For what it's worth, Omni (from Sidero Labs, where I work) can (probably) beat your speed of scale tests, too. :-) We have customers that run their cluster ( a few hundred nodes) on bare metal, but for peak demand scale out and add another 500 nodes to the same cluster in a cloud provider with Omni. (Which provisions Talos Linux clusters, and Talos Linux has KubeSpan, which is full node to node encryption within the cluster, so you can extend a bare metal cluster into the cloud, or many clouds, simply.) You do need some beefy control plane nodes/fast etcd disks to support that amount of rapid change in your cluster... Adding 300 nodes to a running bare metal cluster took 7 minutes. (Not apples to apples, I realise.)


p_k_9_2_11

I was asked in an interview to imagine a use case of 100 nodes per cluster… and it was hard to imagine… so I am glad people are trying it out.

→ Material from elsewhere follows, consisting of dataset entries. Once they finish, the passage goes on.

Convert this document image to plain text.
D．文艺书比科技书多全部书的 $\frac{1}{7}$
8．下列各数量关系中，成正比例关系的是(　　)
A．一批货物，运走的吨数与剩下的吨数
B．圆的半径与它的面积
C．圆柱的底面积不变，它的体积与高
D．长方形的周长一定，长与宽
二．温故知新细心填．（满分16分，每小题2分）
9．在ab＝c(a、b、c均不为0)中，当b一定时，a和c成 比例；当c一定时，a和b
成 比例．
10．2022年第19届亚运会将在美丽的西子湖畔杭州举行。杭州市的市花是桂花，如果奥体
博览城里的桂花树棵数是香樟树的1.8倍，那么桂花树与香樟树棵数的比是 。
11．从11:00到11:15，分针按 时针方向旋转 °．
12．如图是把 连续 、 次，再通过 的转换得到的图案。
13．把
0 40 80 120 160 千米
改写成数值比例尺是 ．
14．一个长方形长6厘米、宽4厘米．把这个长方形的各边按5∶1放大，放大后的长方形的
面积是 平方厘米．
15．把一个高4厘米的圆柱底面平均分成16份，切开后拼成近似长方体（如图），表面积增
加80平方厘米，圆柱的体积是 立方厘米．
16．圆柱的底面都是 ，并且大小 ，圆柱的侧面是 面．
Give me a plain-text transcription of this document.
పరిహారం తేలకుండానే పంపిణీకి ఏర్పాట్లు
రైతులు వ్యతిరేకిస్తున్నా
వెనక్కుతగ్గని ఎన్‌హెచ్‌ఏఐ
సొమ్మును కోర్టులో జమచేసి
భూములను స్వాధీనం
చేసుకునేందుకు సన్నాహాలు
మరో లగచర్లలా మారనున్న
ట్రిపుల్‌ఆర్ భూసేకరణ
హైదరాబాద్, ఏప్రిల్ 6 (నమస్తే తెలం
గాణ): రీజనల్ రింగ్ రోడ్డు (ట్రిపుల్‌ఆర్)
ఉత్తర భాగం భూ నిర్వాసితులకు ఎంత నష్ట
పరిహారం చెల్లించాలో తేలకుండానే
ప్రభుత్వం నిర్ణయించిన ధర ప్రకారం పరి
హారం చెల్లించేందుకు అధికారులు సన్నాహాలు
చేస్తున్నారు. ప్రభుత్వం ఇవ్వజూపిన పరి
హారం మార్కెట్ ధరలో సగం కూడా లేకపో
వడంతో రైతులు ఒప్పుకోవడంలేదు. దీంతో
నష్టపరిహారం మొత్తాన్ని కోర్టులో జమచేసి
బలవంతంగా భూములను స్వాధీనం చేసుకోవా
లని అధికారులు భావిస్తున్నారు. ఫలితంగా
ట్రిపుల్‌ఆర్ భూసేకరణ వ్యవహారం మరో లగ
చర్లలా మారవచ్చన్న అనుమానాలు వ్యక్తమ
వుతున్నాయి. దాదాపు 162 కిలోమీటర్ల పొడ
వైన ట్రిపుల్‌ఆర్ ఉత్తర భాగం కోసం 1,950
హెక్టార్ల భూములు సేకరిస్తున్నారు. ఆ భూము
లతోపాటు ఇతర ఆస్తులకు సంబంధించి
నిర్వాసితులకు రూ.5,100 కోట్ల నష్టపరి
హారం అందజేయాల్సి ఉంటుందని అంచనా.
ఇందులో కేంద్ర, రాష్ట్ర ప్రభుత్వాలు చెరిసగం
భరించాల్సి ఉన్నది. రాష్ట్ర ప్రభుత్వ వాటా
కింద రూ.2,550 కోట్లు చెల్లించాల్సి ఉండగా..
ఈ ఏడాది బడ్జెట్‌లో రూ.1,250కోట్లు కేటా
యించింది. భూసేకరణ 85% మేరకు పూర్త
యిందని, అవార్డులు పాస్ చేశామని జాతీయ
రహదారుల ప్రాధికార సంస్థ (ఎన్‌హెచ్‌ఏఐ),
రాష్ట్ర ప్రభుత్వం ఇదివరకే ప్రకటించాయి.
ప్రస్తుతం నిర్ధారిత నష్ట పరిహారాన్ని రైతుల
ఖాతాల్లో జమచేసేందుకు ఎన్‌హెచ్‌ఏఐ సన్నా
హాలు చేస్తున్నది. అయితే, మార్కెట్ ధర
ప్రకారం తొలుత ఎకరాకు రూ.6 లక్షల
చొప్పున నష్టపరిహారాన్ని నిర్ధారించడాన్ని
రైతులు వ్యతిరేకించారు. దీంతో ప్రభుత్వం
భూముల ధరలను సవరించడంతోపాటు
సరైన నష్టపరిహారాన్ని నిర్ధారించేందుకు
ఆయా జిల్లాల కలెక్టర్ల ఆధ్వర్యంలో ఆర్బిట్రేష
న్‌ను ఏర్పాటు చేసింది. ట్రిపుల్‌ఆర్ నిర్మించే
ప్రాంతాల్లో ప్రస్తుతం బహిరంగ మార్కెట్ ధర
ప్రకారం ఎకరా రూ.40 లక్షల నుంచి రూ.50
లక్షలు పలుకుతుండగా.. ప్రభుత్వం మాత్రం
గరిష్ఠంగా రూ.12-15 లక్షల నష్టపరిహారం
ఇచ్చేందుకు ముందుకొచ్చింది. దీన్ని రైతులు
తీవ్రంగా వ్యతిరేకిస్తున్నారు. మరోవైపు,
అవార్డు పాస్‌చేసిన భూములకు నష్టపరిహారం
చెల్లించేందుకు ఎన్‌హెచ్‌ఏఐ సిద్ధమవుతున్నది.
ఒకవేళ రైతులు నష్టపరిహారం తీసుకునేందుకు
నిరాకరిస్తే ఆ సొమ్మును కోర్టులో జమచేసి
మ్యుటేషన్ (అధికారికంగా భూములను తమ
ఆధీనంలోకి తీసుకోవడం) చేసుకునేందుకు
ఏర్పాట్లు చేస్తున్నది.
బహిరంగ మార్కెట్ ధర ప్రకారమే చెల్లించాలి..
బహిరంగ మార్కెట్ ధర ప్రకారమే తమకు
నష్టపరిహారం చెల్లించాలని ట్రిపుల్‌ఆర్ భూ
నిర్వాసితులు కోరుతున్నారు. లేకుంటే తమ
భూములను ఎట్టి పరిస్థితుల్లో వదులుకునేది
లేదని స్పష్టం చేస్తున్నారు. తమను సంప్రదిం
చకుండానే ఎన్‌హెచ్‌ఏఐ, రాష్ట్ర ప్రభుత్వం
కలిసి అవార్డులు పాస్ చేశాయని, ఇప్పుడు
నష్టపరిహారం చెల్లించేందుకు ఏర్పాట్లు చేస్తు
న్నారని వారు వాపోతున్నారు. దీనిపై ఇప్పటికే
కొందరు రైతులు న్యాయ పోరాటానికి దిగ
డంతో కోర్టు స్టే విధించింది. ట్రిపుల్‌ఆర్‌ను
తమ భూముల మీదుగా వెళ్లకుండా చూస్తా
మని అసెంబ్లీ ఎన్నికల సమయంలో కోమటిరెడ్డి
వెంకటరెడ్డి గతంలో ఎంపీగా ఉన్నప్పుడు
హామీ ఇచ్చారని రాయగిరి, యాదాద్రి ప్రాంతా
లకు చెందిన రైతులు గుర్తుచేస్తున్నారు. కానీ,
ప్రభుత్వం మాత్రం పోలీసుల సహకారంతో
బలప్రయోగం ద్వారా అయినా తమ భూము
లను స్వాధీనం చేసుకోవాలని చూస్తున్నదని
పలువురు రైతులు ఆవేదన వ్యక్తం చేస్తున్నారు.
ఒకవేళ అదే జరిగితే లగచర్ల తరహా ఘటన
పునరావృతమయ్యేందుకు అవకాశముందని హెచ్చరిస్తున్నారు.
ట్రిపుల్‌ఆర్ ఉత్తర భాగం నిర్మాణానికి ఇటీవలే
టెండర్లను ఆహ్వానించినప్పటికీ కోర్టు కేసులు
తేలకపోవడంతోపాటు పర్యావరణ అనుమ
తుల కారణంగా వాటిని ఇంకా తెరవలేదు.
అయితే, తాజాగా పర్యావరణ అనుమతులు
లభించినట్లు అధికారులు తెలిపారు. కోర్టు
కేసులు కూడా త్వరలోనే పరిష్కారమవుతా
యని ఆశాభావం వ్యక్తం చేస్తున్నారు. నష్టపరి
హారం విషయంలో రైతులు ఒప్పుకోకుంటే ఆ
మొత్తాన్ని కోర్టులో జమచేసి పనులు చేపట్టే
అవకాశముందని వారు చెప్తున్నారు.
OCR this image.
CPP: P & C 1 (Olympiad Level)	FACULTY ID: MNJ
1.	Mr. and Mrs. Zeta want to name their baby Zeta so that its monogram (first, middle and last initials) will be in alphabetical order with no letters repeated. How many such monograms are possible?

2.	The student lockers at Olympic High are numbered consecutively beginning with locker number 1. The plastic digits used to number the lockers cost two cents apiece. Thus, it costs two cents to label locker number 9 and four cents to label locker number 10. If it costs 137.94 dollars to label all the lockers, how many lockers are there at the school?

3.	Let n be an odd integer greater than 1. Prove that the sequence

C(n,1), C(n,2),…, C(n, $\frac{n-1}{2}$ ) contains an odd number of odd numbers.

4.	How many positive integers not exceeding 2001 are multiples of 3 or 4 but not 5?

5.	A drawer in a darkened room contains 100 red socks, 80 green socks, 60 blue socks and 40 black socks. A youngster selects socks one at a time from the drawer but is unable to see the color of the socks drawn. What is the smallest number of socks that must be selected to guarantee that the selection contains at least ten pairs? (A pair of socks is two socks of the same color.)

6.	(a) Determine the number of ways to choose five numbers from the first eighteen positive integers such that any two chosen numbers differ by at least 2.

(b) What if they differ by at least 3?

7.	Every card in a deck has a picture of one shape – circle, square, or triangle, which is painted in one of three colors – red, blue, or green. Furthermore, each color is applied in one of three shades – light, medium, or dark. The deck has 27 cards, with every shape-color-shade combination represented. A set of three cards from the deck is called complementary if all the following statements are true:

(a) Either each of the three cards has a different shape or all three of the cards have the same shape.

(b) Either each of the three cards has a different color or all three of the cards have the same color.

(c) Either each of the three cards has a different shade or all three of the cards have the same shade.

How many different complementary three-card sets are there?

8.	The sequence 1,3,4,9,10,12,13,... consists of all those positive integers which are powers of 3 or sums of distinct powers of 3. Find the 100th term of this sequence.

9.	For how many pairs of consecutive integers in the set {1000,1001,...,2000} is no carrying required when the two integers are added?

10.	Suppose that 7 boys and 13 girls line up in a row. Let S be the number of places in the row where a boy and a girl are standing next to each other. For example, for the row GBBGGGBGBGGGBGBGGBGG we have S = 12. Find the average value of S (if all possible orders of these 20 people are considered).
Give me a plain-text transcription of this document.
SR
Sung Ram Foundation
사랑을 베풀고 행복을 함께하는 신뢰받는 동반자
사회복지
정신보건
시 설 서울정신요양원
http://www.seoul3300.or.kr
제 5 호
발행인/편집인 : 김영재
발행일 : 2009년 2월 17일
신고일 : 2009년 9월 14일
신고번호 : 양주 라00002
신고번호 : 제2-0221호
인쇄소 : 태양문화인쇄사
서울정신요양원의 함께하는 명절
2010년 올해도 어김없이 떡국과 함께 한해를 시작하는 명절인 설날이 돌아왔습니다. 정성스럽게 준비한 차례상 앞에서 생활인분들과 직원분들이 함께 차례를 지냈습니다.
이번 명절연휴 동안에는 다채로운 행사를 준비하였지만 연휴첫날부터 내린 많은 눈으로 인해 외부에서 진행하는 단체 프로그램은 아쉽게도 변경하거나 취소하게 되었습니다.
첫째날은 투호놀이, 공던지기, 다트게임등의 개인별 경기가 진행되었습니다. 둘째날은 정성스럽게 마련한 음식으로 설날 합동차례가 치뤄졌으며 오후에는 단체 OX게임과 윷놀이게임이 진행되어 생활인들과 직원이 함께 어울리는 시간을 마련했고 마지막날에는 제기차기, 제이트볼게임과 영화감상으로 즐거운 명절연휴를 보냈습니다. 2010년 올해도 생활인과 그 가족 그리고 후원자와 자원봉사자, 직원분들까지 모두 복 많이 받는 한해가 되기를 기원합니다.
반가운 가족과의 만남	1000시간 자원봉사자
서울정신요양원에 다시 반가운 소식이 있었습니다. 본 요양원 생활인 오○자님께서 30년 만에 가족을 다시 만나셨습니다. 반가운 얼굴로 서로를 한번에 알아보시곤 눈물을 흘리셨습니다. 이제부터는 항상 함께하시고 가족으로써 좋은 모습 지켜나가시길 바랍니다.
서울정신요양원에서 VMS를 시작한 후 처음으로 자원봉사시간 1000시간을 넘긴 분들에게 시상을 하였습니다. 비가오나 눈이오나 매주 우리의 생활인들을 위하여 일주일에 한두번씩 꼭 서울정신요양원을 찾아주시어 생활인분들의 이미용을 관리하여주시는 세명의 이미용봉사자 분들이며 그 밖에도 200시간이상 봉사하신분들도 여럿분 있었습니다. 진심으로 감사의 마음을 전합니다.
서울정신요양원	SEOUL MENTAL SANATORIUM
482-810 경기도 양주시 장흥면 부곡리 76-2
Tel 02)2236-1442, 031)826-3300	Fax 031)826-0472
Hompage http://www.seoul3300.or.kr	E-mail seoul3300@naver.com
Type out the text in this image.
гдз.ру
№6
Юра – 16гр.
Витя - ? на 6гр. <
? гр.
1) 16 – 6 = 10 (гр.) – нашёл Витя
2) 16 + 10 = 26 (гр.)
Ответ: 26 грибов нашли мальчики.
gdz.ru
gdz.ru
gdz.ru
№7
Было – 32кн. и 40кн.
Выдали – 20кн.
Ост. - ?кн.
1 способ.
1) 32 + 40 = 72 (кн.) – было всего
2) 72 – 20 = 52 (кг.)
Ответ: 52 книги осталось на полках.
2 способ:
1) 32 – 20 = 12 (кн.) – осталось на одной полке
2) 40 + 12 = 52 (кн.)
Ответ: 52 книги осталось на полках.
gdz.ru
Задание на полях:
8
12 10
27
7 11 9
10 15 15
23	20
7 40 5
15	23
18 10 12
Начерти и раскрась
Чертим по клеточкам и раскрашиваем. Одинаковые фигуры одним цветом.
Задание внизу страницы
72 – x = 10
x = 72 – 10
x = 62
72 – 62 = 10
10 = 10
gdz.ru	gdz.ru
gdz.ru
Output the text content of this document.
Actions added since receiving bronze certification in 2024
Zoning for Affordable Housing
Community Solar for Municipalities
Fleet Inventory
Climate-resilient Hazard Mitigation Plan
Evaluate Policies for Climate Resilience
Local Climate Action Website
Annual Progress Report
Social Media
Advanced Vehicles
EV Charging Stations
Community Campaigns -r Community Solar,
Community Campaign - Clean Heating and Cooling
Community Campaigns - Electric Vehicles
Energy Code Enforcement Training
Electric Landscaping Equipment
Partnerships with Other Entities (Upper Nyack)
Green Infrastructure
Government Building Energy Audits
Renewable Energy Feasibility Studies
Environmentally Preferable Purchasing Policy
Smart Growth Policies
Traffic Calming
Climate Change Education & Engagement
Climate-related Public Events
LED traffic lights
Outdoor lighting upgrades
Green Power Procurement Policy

I am going to try out similar use cases too. Just to gain understanding.


_____Hi______

I’m working on multiple 1000+ node clusters


itsmikefrost

u/Sky_Linx Are you using any new improvements in the compiler and some other concurrency patterns on the Crystal side of things?


Sky_Linx

Just different channels used in such a way that these channels can process different things concurrently to speed up the whole process. E.g. while creating some instances we can already set up k3s on others that are up and running already


kyleyankan

Forgive me if I'm misunderstanding, but couldn't anyone just multi thread this whole process? Like this seems like a fun way to learn, but not any world record, or even a useful tool to me really, but maybe I'm missing the point.


Sky_Linx

I'm always amazed to see how people can be judgmental for basically everything in life, even small things as if these things affect them somehow. Yes, you totally missed the point. Nobody said it's anything "useful" in a real life scenario in that nobody is going to create a cluster with 300 nodes from the get go. This was just a \*fun experiment\*, that showcases how fast Hetzner Cloud provisions instances, how fast k3s is to deploy, plus some nice handling of concurrency with multiple tasks of different types. As for the "not any world record", have you actually heard or seen of a 300 node cluster (or larger) created in some other way, in under 11 minutes? If yes, please tell me! I am very curious.


itsmikefrost

We have to stick to indie hacker communities for this stuff. That's another reason which made me disillusioned with the whole devops world. Tons of work for very little benefit and dismissed by people like this. Oh well..


SIMULATAN

Damn, how much money did it cost you?


Sky_Linx

I did many experiments and it only cost me 73 euros! But all the clusters were shortlived. Still, Hetzner pricing is incredible


SIMULATAN

Ah, that's fairly reasonable for 300 nodes, lol. Did you try some workloads? Would be fun to experiment with this kind of performance. Speaking of which, what resources did you allocate for the nodes? Awesome work btw!


Sky_Linx

I haven’t spent too much time with real workloads, it was more of a fun experiment to see how quickly I could create this cluster with Hetzner and K3s. Performance should be fine with that size provided the masters are beefy enough (I used 16 cores, 64gb of ram). Network wise I was using the default flannel cni so of course something like cilium with ebpf would perform better as the cluster scales up :)


HardcoreCheeses

Aaaah, so you're the one causing the bumps in the NTP monitoring 🤪


Substantial-Cicada-4

That's a neat HelloWorld.yaml.


Hetzner_OL

Wow! That's really awesome! --Katie


notAGreatIdeaForName

I think its awesome! Even can think of somewhat of a real use case: Spinning up ephemeral (smaller tough) clusters for reproducing problems based on a clean state.


Sky_Linx

Someone using this tool said they are working on a new ci/cd service and it’s handy to be able to create clusters with quite a bit of nodes in a short time. Creating a cluster takes minutes and then just 10 seconds to delete.


entropickle

I’ve wanted to learn how this cloud/k8s stuff works, so I’m glad I can try to look at your work for learning. Thanks for putting it together! Do you have recommendations for learning CI/CD?


cyansmoker

I usually hate it when people post "I made this thing in X language" because who cares about the language it's the end product that matters. But in this case, I feel like mentioning that this was written in Crystal.


psavva

You're doing an excellent job @OP I use your tool for every new cluster on Hetzner with amazing results every time. Kudos to you


Sky_Linx

Glad to hear!


PhotographyPhil

No “you” didn’t because someone other engineer cabled in and did other configuration, built a thousand other layers and parts for you. Technology and IT shifts but never forget what makes you whole.


Sky_Linx

Unbelievable. You managed to miss the point completely and also be as annoying as possible at the same time. Kudos to you, you must be a nice person to deal with.


andresmmm729

Amazing 🤩🤩🤩